Cervical Posterior Foraminotomy
What is Cervical Posterior Foraminotomy?
Cervical posterior foraminotomy is a surgical procedure performed to treat foraminal stenosis, a condition in which the openings for nerve roots to exit the spinal canal have become too small, resulting in painful nerve compression. These openings, called foramen, may have gradually become clogged by herniated discs, calcified ligaments or joints, or bone spurs. Whatever the cause, once the foramen are narrowed, the pressure of bone against the cervical nerves may cause pain, numbness, weakness or tingling sensations.
Some patients with foraminal stenosis can be effectively treated with anti-inflammatory medications, corticosteroid shots, physical therapy exercises or a neck brace to immobilize the spine. When the condition does not respond to these conservative treatments, however, surgery may be required. The cervical posterior foraminotomy will eliminate the compression on the affected spinal nerve, providing relief from painful symptoms. As its name suggests, a cervical posterior foraminotomy is performed on the spine in the neck area with the surgeon making an approach through the upper back.
Am I a Candidate for a Cervical Foraminotomy?
When a patient has foraminal stenosis, narrowing of the openings for the nerve roots to exit the spinal canal, Dr. Girardi exhausts conservative treatment options prior to moving to surgery. In these cases, patients can often be effectively treated with anti-inflammatory medications, corticosteroid injections, physical therapy, or by using a neck brace to immobilize the spine.
There are cases when early surgery is recommended, however. If the nerve compression is severe and causing extreme weakness in the arm, early surgery may be necessary. The same is true if the arm pain is so severe that it isn’t responding to available pain medication.
When a herniated disc is the cause of the compression, a cervical foraminotomy may not be the best operation. Instead a microdiscectomy is a better procedure. When the focus is on removing part of the bone to provide more room for the nerve root, a foraminotomy is called for. But there can be overlap between the procedures when it comes to dealing with a protruding cervical disc. Surgery usually becomes a viable option when conservative treatments have not made improvements after six weeks.
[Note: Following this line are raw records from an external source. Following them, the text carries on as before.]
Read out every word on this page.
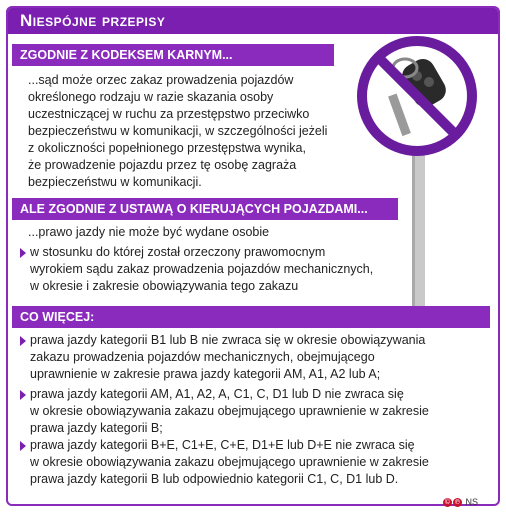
Niespójne przepisy
ZGODNIE Z KODEKSEM KARNYM...
...sąd może orzec zakaz prowadzenia pojazdów
określonego rodzaju w razie skazania osoby
uczestniczącej w ruchu za przestępstwo przeciwko
bezpieczeństwu w komunikacji, w szczególności jeżeli
z okoliczności popełnionego przestępstwa wynika,
że prowadzenie pojazdu przez tę osobę zagraża
bezpieczeństwu w komunikacji.
ALE ZGODNIE Z USTAWĄ O KIERUJĄCYCH POJAZDAMI...
...prawo jazdy nie może być wydane osobie
w stosunku do której został orzeczony prawomocnym
wyrokiem sądu zakaz prowadzenia pojazdów mechanicznych,
w okresie i zakresie obowiązywania tego zakazu
CO WIĘCEJ:
prawa jazdy kategorii B1 lub B nie zwraca się w okresie obowiązywania
zakazu prowadzenia pojazdów mechanicznych, obejmującego
uprawnienie w zakresie prawa jazdy kategorii AM, A1, A2 lub A;
prawa jazdy kategorii AM, A1, A2, A, C1, C, D1 lub D nie zwraca się
w okresie obowiązywania zakazu obejmującego uprawnienie w zakresie
prawa jazdy kategorii B;
prawa jazdy kategorii B+E, C1+E, C+E, D1+E lub D+E nie zwraca się
w okresie obowiązywania zakazu obejmującego uprawnienie w zakresie
prawa jazdy kategorii B lub odpowiednio kategorii C1, C, D1 lub D.
© ℗ NS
Non-Surgical Treatment Options
While cervical foraminotomy is a successful procedure in the majority of cases, most patients can get better without surgery. These are conservative treatments that will be tried first:
- Analgesia with NSAIDs
- Analgesia with other medications
- Perineural steroid and local anesthetic injections
The Cervical Foraminotomy Procedure
A cervical posterior foraminotomy is performed with the patient under general anesthesia. With the patient lying face down on the operating table, the surgeon makes an incision in the back of the neck. Muscles, ligaments and other tissues in the area are retracted to provide a view of the spine. The bone at the affected site is shaved down or cut back slightly to enlarge the size of the foramen and provide more room for the nerve roots to pass through.
The surgeon assesses the spine to see whether any other nearby structures are exerting pressure on the nerves. A portion of the lamina, the covering of the vertebrae, disc fragments, thickened tissue, or bone spurs are removed as necessary. For some patients, a spinal fusion is required to for greater stability. Once the procedure is completed, the surgeon repositions the muscles and other tissues and sutures the incision. A cervical posterior foraminotomy typically lasts for approximately 2 hours.
What type of anesthesia is used in a cervical foraminotomy?
Dr. Girardi performs minimally invasive cervical foraminotomy whenever possible. This allows this procedure to be done on an outpatient basis. Still, the patient needs to be under general anesthesia.
What happens after my surgery?Recovery from Cervical Foraminotomy
The procedure is usually performed on an outpatient basis, with the patient released from the hospital later the same day. The patient will have to wear a soft neck collar temporarily to restrict movement of the head and neck until healing has taken place. Typically, a regimen of physical therapy is prescribed to help the patient regain strength and flexibility in the cervical region. While some physical activities may be prohibited until healing is complete, most patients can return to work in about 4 weeks.
The likelihood of a good/excellent outcome for this procedure is from 85-90 percent. In roughly 10 percent of cases, the procedure doesn’t fully relieve the arm pain. Numbness from the compression is slow to fully resolve, and it may persist. If you’ve had arm weakness, it can take from 6-12 weeks to return to normal. The tingling/pins and needles feeling in your arm and hands usually resolves immediately with this surgery.
Risks of Cervical Foraminotomy
Complications are rare during a cervical posterior foraminotomy, but there are risks inherent to any type of surgical procedure. The risks associated with a cervical posterior foraminotomy include blood loss, infection, nerve damage, blood clots and an adverse reaction to anesthesia or medication. There is also some small risk that the pain from the stenosis will persist after surgery.